The incentive payments range from $30,120 for a UC San Diego executive to $218,728 for the CEO of the UCLA Medical Center.
Seven UC Davis Medical Center executives will receive awards, with CEO Ann Madden Rice getting a $167,986 payment on top of her base salary of $584,300.
"They're not bonuses, they are incentive pay to get certain behavior," UC President Mark Yudof said during the meeting.
The payments reward hospital employees for meeting goals such as reducing infection, increasing patient satisfaction, getting more reimbursements from insurance plans and saving money on expenses and supplies. Incentive pay is common in hospitals, leaders from non-UC health systems testified at the meeting.
Rank-and-file workers in the UC hospitals such as nurses, clerks and janitors also receive incentive pay. But their payments are much lower, because the amounts are tied to base salary.
More than 22,000 of those workers at UC medical centers already have received $30 million in incentive payments for their performance in 2008-09.
The payments approved Thursday are for the executives' performance during the same time period. Regents delayed their payments until now to study whether the incentive program was effective and typical in other hospitals, said UC spokesman Peter King.
Money for the payments does not come from the state's general fund. It comes out of revenues generated by the hospitals in billing patients and insurers. Still, the payments for executives drew criticism from union workers, who have been asked to take furloughs as a result of the state's fiscal crisis.
"Workers are being asked to put less food on their families' tables while UC executives continue to enrich themselves," Lakesha Harrison, president of Local 3299 of the American Federation of State, County and Municipal Employees, said in a written statement. "Students are asked to pay more but get fewer services. This is outrageous and unacceptable."
Regents said the incentive payments are appropriate but put the university administration in an awkward political position.
"Our decision today is complex," regent Eddie Island said. "The complexity is in part driven by our knowledge that we have, in this budgetary regime, allowed layoffs. We've had to take aggressive positions in our union negotiations. We've had problems paying faculty and retaining faculty. All of that is making our decision on these incentives difficult."
Island said it's appropriate for regents to oversee compensation of UC employees whose salaries are paid by taxpayers.
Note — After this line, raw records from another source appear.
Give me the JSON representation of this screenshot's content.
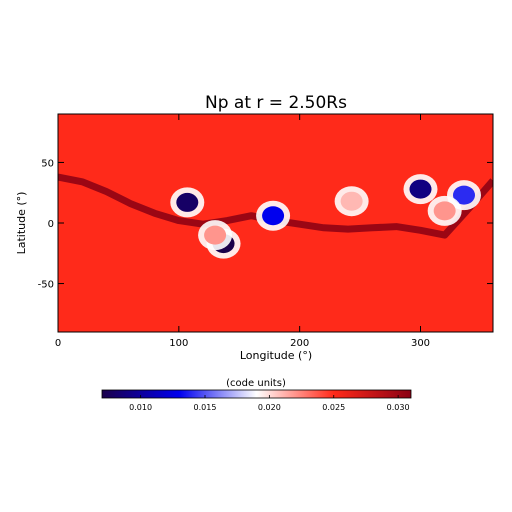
{
  "chart_data": {
    "type": "heatmap",
    "title": "Np at r = 2.50Rs",
    "xlabel": "Longitude (°)",
    "ylabel": "Latitude (°)",
    "xlim": [
      0,
      360
    ],
    "ylim": [
      -90,
      90
    ],
    "x_ticks": [
      0,
      100,
      200,
      300
    ],
    "y_ticks": [
      -50,
      0,
      50
    ],
    "grid": false,
    "background_value": 0.025,
    "colorbar": {
      "label": "(code units)",
      "range": [
        0.007,
        0.031
      ],
      "ticks": [
        "0.010",
        "0.015",
        "0.020",
        "0.025",
        "0.030"
      ],
      "tick_values": [
        0.01,
        0.015,
        0.02,
        0.025,
        0.03
      ],
      "colors": [
        "#1a004a",
        "#0000ee",
        "#ffffff",
        "#ff2a1a",
        "#8a0014"
      ]
    },
    "features": [
      {
        "kind": "low",
        "lon": 107,
        "lat": 17,
        "value": 0.008
      },
      {
        "kind": "low",
        "lon": 178,
        "lat": 6,
        "value": 0.013
      },
      {
        "kind": "low",
        "lon": 137,
        "lat": -17,
        "value": 0.007
      },
      {
        "kind": "low",
        "lon": 300,
        "lat": 28,
        "value": 0.009
      },
      {
        "kind": "low",
        "lon": 336,
        "lat": 23,
        "value": 0.014
      },
      {
        "kind": "low",
        "lon": 243,
        "lat": 18,
        "value": 0.021
      },
      {
        "kind": "low",
        "lon": 320,
        "lat": 10,
        "value": 0.022
      },
      {
        "kind": "low",
        "lon": 130,
        "lat": -10,
        "value": 0.022
      },
      {
        "kind": "current_sheet",
        "lon": [
          0,
          20,
          40,
          60,
          80,
          100,
          120,
          140,
          160,
          180,
          200,
          220,
          240,
          260,
          280,
          300,
          320,
          340,
          360
        ],
        "lat": [
          38,
          34,
          26,
          16,
          8,
          2,
          -1,
          2,
          6,
          2,
          -1,
          -4,
          -5,
          -4,
          -3,
          -6,
          -10,
          12,
          35
        ],
        "value": 0.031
      }
    ]
  }
}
But he asked that decisions about compensation for medical center employees be directed to another body because their salaries don't come from public funds they are generated by hospital business.
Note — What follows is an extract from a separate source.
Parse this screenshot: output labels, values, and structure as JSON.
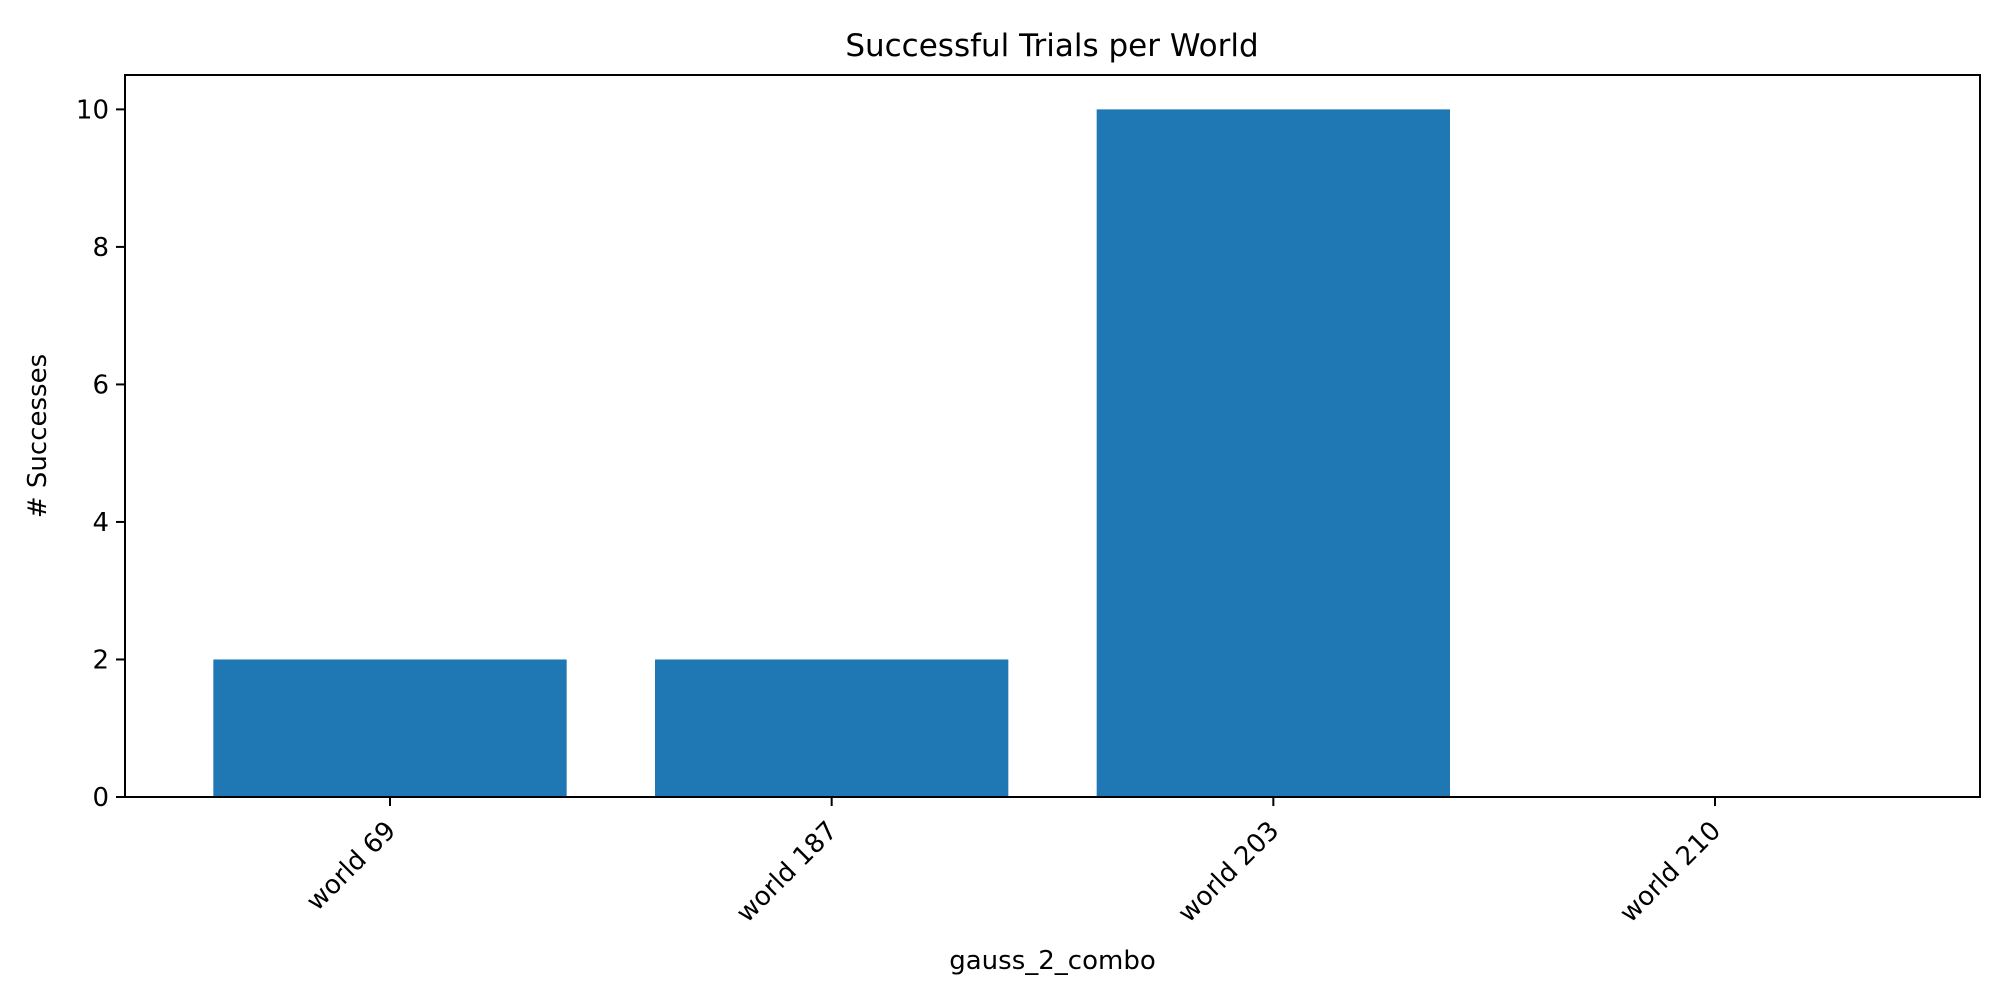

"We ought not to be faced with the decision of furloughing faculty while we approve the payout of $33 million to (medical center) employees, some of whom earn salaries above $600,000," Island said.
"They're legitimate. But they're difficult for us to approve in the context of our economic problems."
In a separate matter, regents hired a new executive vice president of business operations for the UC president's office. Nathan E. Brostrom had served on an interim basis in that position since September while maintaining his job as a UC Berkeley vice chancellor. In assuming the vice president's position full time he will earn an annual salary of $375,000.